春風亭一之輔の「お見立て」後半2022/12/29 07:08

 喜瀬川さん、面倒くさいことに、見舞に行くと言ってます、旦那に兄貴だという証明書を書いてもらえ、と。 御内証に知れたら困る、大変なことになる。 最初(両手を広げ、指も広げて)花魁、喜んでお待ちかねですって、言いました。 死んだって、言いな。 斬新な意見で。 そうだ、あいつ三月ばかり来てない、お大尽、あなたが殺したようなものだとお言い、あなたが来ないんで、思い悩んで、食べるものも喉を通らなくなって、不実な男だ、先に行くよって、カクッと死んだ、と。 涙の一つも流すんだ。 涙が出ない。 紙縒りで鼻を突くと、涙が出る。 くしゃみが出る。 くしゃみの手前だ、バカ。 学校じゃ級長務めた男だ。 紙縒りか。

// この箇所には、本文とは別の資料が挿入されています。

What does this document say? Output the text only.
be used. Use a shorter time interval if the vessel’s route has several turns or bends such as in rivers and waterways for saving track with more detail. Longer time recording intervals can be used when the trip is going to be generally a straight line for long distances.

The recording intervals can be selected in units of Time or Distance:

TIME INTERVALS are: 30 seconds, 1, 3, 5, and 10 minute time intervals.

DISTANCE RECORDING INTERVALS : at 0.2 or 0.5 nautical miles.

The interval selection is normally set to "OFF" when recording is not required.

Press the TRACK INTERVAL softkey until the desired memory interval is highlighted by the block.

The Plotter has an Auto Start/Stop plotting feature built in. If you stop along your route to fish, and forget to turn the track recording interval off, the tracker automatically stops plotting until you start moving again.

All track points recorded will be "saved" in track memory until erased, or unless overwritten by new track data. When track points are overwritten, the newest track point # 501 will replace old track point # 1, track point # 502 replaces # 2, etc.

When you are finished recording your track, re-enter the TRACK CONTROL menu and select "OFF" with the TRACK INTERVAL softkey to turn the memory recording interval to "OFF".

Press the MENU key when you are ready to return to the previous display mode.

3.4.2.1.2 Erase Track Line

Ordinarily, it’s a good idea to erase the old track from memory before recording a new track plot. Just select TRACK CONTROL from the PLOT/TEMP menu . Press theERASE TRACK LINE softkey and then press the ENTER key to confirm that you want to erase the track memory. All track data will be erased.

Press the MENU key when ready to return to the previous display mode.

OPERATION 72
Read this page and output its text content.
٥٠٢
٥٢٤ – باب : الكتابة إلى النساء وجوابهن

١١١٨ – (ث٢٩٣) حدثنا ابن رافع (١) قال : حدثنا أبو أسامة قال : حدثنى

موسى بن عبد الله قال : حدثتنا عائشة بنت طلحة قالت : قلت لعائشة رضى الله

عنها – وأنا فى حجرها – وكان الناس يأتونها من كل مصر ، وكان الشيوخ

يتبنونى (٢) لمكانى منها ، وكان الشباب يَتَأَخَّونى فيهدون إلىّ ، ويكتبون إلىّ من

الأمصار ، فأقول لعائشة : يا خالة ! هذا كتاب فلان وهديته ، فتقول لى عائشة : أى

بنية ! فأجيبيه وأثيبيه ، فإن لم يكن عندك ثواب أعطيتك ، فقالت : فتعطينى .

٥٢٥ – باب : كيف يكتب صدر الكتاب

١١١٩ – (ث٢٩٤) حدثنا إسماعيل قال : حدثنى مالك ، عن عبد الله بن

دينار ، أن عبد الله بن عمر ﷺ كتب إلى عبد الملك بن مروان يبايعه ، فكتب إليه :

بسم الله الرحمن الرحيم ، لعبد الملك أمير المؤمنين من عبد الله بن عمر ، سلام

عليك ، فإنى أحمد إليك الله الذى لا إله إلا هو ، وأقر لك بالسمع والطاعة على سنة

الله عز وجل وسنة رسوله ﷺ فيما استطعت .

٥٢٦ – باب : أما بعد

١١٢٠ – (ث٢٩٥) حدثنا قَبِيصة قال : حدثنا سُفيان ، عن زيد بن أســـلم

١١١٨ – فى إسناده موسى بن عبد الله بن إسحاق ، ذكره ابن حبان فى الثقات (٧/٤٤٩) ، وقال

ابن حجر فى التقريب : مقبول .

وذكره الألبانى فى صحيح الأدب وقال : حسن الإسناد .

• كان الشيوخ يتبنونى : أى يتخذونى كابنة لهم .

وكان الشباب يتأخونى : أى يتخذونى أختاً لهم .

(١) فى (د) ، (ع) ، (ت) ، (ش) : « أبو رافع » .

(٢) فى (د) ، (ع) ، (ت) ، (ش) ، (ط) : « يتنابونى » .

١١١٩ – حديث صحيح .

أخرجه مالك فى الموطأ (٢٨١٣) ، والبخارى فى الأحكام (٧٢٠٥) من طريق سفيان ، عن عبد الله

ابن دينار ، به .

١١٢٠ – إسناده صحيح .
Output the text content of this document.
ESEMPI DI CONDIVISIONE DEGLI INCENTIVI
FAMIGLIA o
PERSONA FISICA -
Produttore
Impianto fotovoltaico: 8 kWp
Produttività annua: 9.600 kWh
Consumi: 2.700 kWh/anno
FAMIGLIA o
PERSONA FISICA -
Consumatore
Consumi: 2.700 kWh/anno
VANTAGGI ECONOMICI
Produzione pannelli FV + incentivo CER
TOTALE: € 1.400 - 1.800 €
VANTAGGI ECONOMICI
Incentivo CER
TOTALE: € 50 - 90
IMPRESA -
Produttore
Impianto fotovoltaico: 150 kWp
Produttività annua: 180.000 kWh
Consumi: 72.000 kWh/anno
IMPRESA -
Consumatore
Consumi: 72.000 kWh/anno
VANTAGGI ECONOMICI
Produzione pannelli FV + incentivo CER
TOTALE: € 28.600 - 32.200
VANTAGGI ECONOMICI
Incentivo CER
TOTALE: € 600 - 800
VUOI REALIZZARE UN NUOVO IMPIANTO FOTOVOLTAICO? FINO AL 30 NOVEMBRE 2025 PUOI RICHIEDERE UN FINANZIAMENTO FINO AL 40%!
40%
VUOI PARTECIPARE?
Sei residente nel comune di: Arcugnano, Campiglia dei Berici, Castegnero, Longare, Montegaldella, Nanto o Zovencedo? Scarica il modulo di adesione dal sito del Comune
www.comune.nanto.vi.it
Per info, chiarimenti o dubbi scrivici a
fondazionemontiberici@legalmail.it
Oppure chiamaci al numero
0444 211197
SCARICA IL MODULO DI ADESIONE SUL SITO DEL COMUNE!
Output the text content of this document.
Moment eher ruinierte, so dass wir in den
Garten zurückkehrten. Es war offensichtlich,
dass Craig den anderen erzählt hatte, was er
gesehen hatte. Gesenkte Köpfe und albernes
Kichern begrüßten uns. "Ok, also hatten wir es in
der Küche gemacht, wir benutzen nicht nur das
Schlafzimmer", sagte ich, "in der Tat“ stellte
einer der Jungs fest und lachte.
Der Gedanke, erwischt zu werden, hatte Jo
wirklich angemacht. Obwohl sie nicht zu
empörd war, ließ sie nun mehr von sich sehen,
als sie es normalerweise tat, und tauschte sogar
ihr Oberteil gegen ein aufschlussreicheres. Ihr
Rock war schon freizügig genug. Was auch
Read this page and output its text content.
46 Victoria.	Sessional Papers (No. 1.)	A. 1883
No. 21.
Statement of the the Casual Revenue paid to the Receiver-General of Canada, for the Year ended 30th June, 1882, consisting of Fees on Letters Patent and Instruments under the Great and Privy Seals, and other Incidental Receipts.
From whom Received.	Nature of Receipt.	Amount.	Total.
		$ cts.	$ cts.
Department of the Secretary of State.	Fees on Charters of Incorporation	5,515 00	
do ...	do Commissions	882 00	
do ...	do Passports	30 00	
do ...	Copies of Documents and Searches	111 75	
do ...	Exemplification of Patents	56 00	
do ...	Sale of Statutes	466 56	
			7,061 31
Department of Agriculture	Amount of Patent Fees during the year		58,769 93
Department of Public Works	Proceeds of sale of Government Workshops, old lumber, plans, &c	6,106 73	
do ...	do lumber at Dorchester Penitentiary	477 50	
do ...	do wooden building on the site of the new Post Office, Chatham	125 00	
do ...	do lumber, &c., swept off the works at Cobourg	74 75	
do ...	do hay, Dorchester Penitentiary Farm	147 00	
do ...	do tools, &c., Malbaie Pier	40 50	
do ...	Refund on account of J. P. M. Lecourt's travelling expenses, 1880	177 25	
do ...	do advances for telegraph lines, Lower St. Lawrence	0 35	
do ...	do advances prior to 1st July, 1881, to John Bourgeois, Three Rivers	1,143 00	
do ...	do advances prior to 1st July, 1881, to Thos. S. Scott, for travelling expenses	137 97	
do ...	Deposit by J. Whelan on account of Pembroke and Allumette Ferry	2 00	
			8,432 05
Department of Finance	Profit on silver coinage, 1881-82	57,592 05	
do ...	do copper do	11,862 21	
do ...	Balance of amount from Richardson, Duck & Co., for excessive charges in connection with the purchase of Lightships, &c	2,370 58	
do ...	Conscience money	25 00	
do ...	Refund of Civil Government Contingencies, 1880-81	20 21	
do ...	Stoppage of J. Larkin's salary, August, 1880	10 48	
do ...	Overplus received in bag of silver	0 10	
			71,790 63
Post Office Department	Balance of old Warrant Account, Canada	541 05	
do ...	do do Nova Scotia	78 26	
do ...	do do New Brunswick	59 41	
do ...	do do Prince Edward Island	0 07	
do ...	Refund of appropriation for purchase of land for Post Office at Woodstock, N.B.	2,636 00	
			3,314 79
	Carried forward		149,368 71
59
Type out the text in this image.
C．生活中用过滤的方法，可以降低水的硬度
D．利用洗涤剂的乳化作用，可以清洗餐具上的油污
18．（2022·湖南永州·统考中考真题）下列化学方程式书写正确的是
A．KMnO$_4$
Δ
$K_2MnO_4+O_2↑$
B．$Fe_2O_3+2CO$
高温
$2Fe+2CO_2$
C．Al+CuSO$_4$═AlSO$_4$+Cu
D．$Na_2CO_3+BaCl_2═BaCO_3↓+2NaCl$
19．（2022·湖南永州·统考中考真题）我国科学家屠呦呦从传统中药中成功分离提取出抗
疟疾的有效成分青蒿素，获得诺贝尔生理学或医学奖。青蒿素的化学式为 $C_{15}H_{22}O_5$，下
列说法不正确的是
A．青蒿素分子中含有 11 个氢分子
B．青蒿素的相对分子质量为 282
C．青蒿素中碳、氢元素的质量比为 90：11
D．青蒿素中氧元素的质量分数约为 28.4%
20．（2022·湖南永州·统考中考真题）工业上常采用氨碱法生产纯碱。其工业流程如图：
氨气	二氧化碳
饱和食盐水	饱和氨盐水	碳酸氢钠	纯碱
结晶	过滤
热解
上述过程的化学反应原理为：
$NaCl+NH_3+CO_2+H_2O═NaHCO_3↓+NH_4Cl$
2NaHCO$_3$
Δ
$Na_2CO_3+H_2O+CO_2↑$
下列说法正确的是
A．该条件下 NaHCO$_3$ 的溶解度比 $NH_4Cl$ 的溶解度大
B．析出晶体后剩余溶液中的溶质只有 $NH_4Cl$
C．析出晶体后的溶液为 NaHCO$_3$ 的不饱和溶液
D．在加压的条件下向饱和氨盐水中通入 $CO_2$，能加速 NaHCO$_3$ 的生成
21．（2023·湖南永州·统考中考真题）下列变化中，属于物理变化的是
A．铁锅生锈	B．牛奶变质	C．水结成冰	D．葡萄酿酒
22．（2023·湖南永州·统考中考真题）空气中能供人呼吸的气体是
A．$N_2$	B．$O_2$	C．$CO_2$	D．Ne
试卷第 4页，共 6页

 ケスケ! ちょっと向う向いて、紙縒り入りました、どこまで行く、耳から出るぞ。 ハッ、ハッ、ハックショイ! お大尽、謝らなきゃいけない、真っ赤な嘘で。 驚かそうという魂胆か。 実は花魁は、ウララベッカンコ、お亡くなりになった(と、頭を下げ)、この角度で言った。 ケスケ、顔を上げろ、お前ょう、泣ょーとるだな。 ハッ、ハッ、ハックショイ! 嘘偽りで、きれいな涙は流さぬ。 ウォーーッ、ブフォーーッ! サイレンで。 ワシが殺したようなものだ、三日前、ニワトリを三羽絞めた。 手紙の一本でも、書ぇてくれれば。 なぜ手紙が来ない。 ワレが代わりに書けば、よかんべっち。 よかんべっち? そこは大事なところじゃない。 お大尽の所番地がわからない。 所番地は喜瀬川に渡してた。 書き付けを受け取ったけれど、間にゲジゲジがいたんで、花魁、火鉢に入れたって、言ってました。 いつ、死んだ、命日だ、五月の晦日と踏んどる。 トントントン、と黄瀬川が現れた。 ここまで来た、 寂しいよ、と。 狐、狸、化かしに来たな、と言ったら、ポンと消えた。 村さ、帰ぇる。 お大尽、お帰りになるよッ! 何で、溌溂と言う。 墓参りに行く、寺はどこだ? 山谷。

 花魁、墓参りに行く、寺はどこだってんで、山谷と。 カムチャッカとか言えばよかったのに。 船に乗って来ますよ、蟹や鮭を獲りながら。 最初(両手を広げ、指も広げて)花魁、喜んでお待ちかねですって、言いました。 墓参り行って来て、適当な墓を見繕って。 真面目ひと筋、学校じゃ級長務めた。

 行こうじゃないか、山谷へ。 仏様も、ぜひ来てほしいと言ってましたから。 ブフォーーッ! 泣いてる場合じゃない。 寺、どこにしようかな。 おしゅーし(宗旨)は? コハダが好き。 禅寺宗で。 ♪墓はどれに、しようかな。 歌うな。 お婆さん、花沢山に鉢植え、お線香十束、火をつけて。 のろしか。 お線香を、バタバタ煽ぐ。 お大尽、張り切って、どうぞ。 黄瀬川、すまなかったな、三月も来られなくて…、煽ぐでねえ、痛い、何だ蘇鉄か。 「アンモウナントカ信士」、信士というのは、男の名ではないか。 すみません、こちらでした。 黄瀬川、すまなかったな、以下同文。 「陸軍歩兵上等兵」ではないか。 こちらの、小さいのでした。 「ペロ、安らかに」、犬の墓ではないか。 よろしいのをお見立てを、ずらりと並んでおりますので。